Centro de Investigación y Desarrollo en Criotecnología de Alimentos (CIDCA, CONICET CCT La Plata - UNLP), 47 y 116 sn, La Plata, Buenos Aires, 1900, Argentina.
J Sci Food Agric. 2022 Jan 15;102(1):206-213. doi: 10.1002/jsfa.11347. Epub 2021 Jun 30.
Fish oil is an important source of healthy ω-3 fatty acids to be used in functional foods. However, its autoxidation susceptibility, aroma and solubility make it difficult to use. Its encapsulation could reduce these disadvantages. This manuscript focuses on the drying stage of the encapsulation process. Its objective was to study the encapsulation of fish oil with soy proteins by emulsification and lyophilization and compare microparticles characteristics with those processed identically but spray dried.
Microparticles with different protein/oil ratios were prepared by emulsification and lyophilization. Soy proteins encapsulated fish oil in matrix-type microcapsules masking its typical odor and oily appearance. Microparticles dried by lyophilization showed a better solid recovery but lower encapsulation efficiency than those spray dried. Increasing protein/oil mass ratio of initial formulations seemed to favor initial lipid oxidation, but these differences were not appreciated when analyzing the oxidative stability over time (measured by Rancimat test). Porous structure and large surface area of lyophilized samples would favor oxygen easy penetration and exposition to free radicals, increasing lipid oxidation over time, while spray dried microparticles showed a good oxidative stability over time, like that of free oil.
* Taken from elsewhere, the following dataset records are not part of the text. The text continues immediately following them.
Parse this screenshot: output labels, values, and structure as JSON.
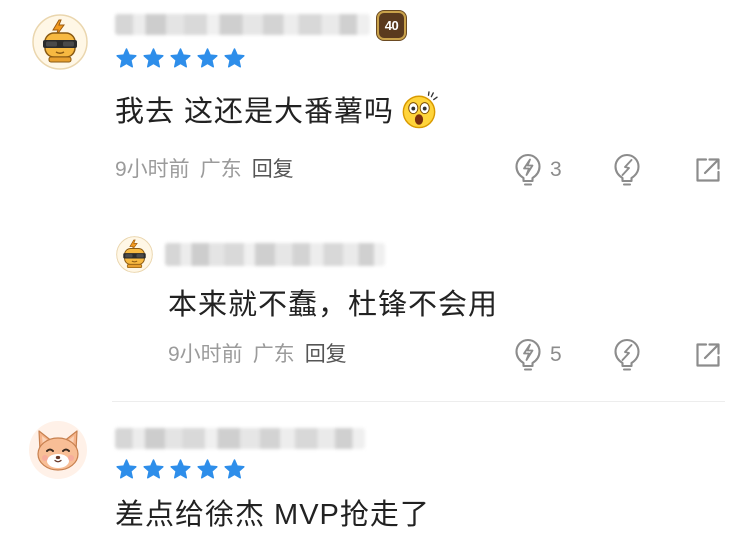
{
  "colors": {
    "star": "#2E8EEA",
    "text": "#222222",
    "meta": "#9B9B9B",
    "reply_label": "#555555",
    "icon": "#8C8C8C",
    "divider": "#EDEDED",
    "badge_bg": "#5A3A1E",
    "badge_ring": "#C9A24B"
  },
  "icons": {
    "like": "lightbulb-like-icon",
    "dislike": "lightbulb-dislike-icon",
    "share": "share-icon"
  },
  "comments": [
    {
      "avatar": "sunglasses-mascot-avatar",
      "level_badge": "40",
      "rating": 5,
      "text": "我去 这还是大番薯吗",
      "emoji": "astonished-face-emoji",
      "time": "9小时前",
      "location": "广东",
      "reply_label": "回复",
      "like_count": "3",
      "replies": [
        {
          "avatar": "sunglasses-mascot-avatar",
          "text": "本来就不蠢，杜锋不会用",
          "time": "9小时前",
          "location": "广东",
          "reply_label": "回复",
          "like_count": "5"
        }
      ]
    },
    {
      "avatar": "cat-face-avatar",
      "rating": 5,
      "text": "差点给徐杰 MVP抢走了"
    }
  ]
}
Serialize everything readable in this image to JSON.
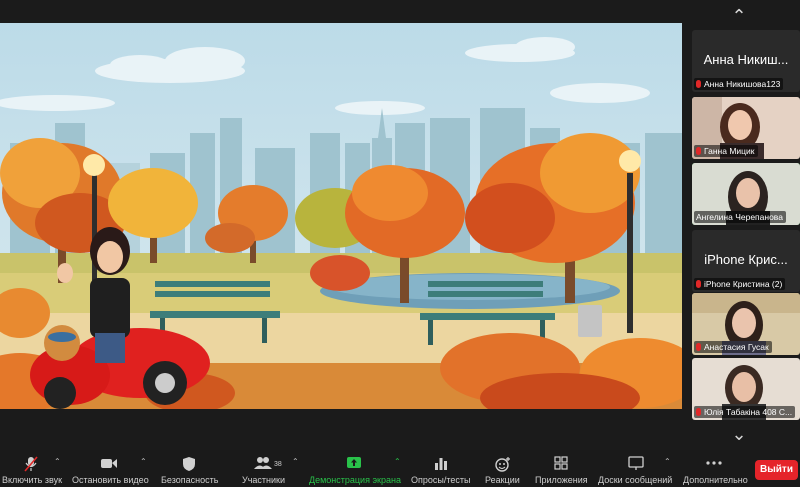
{
  "gallery": {
    "tiles": [
      {
        "big_name": "Анна Никиш...",
        "label": "Анна Никишова123",
        "type": "avatar"
      },
      {
        "label": "Ганна Мицик",
        "type": "video"
      },
      {
        "label": "Ангелина Черепанова",
        "type": "video",
        "active": true
      },
      {
        "big_name": "iPhone Крис...",
        "label": "iPhone Кристина (2)",
        "type": "avatar"
      },
      {
        "label": "Анастасия Гусак",
        "type": "video"
      },
      {
        "label": "Юлія Табакіна 408 С...",
        "type": "video"
      }
    ]
  },
  "toolbar": {
    "mute": "Включить звук",
    "video": "Остановить видео",
    "security": "Безопасность",
    "participants": "Участники",
    "participants_count": "38",
    "share": "Демонстрация экрана",
    "polls": "Опросы/тесты",
    "reactions": "Реакции",
    "apps": "Приложения",
    "whiteboards": "Доски сообщений",
    "more": "Дополнительно",
    "leave": "Выйти"
  },
  "colors": {
    "share_active": "#29c24a",
    "leave": "#e5242a",
    "active_speaker": "#4cd964",
    "muted_mic": "#e02828"
  }
}
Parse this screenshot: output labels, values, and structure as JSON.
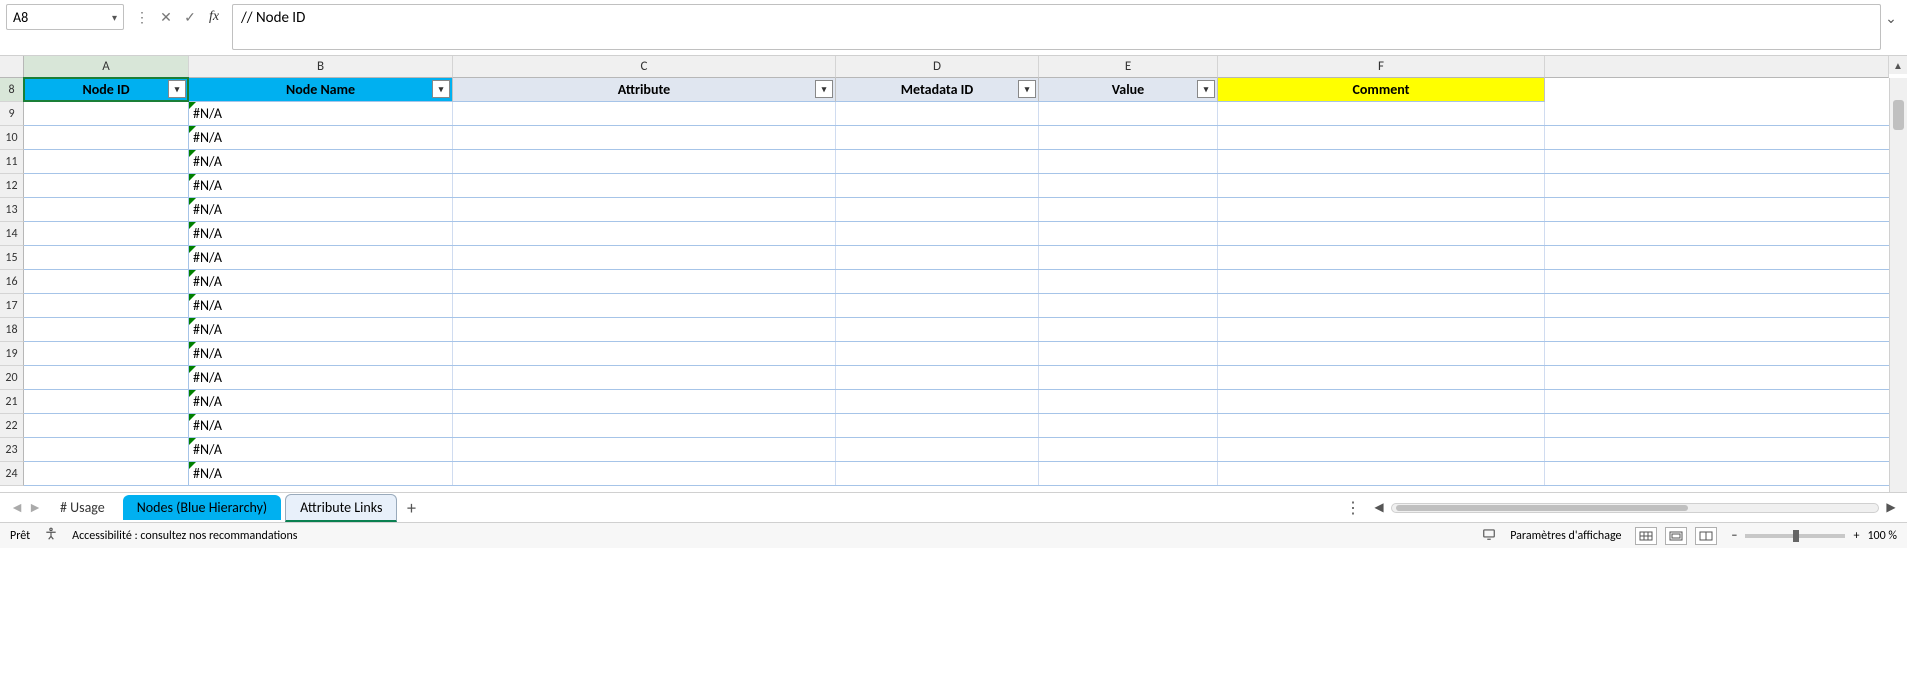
{
  "formula_bar": {
    "cell_ref": "A8",
    "cancel_glyph": "✕",
    "accept_glyph": "✓",
    "fx_label": "fx",
    "content": "// Node ID"
  },
  "column_headers": [
    "A",
    "B",
    "C",
    "D",
    "E",
    "F"
  ],
  "table_headers": {
    "A": "Node ID",
    "B": "Node Name",
    "C": "Attribute",
    "D": "Metadata ID",
    "E": "Value",
    "F": "Comment"
  },
  "row_start": 8,
  "row_end": 24,
  "na_text": "#N/A",
  "sheet_tabs": {
    "nav_first": "◄",
    "nav_last": "►",
    "usage": "# Usage",
    "nodes": "Nodes (Blue Hierarchy)",
    "attr": "Attribute Links",
    "add": "+"
  },
  "status": {
    "ready": "Prêt",
    "accessibility": "Accessibilité : consultez nos recommandations",
    "display_settings": "Paramètres d'affichage",
    "zoom_minus": "−",
    "zoom_plus": "+",
    "zoom_pct": "100 %"
  }
}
Drying processes were determinants in the morphology of microcapsules, the efficiency of encapsulation and protection exerted on the oil. Although emulsifying and drying processes caused certain initial oil oxidation, soy proteins managed to mask fish oil flavors and spray dried systems showed a good perspective of oxidative stability of fish oil over time, better than that of lyophilized microparticles. © 2021 Society of Chemical Industry.
鱼油是一种重要的健康 ω-3 脂肪酸来源,可用于功能性食品。然而,它易自动氧化、有气味且溶解度低,这使其使用变得困难。对其进行包埋可以减少这些缺点。本文主要关注包埋过程的干燥阶段。其目的是研究通过乳化和冷冻干燥法用大豆蛋白包埋鱼油,并将微球的特性与以相同方式加工但喷雾干燥的微球进行比较。
通过乳化和冷冻干燥制备了不同蛋白质/油比的微球。大豆蛋白将鱼油包埋在基质型微胶囊中,掩盖了其典型的气味和油性外观。与喷雾干燥相比,冷冻干燥微球的固体回收率更好,但包埋效率更低。增加初始配方中的蛋白质/油质量比似乎有利于初始脂质氧化,但在分析随时间变化的氧化稳定性(通过 Rancimat 测试测量)时,这些差异并不明显。冷冻干燥样品的多孔结构和大表面积有利于氧气的容易渗透和自由基暴露,从而随着时间的推移增加脂质氧化,而喷雾干燥微球在随时间的氧化稳定性方面表现良好,与游离油相似。
干燥过程是微胶囊形态、包埋效率和对油的保护作用的决定因素。尽管乳化和干燥过程导致了一定程度的初始油氧化,但大豆蛋白成功地掩盖了鱼油的味道,喷雾干燥系统显示出鱼油随时间具有良好的氧化稳定性,优于冷冻干燥微球。 © 2021 英国化学学会。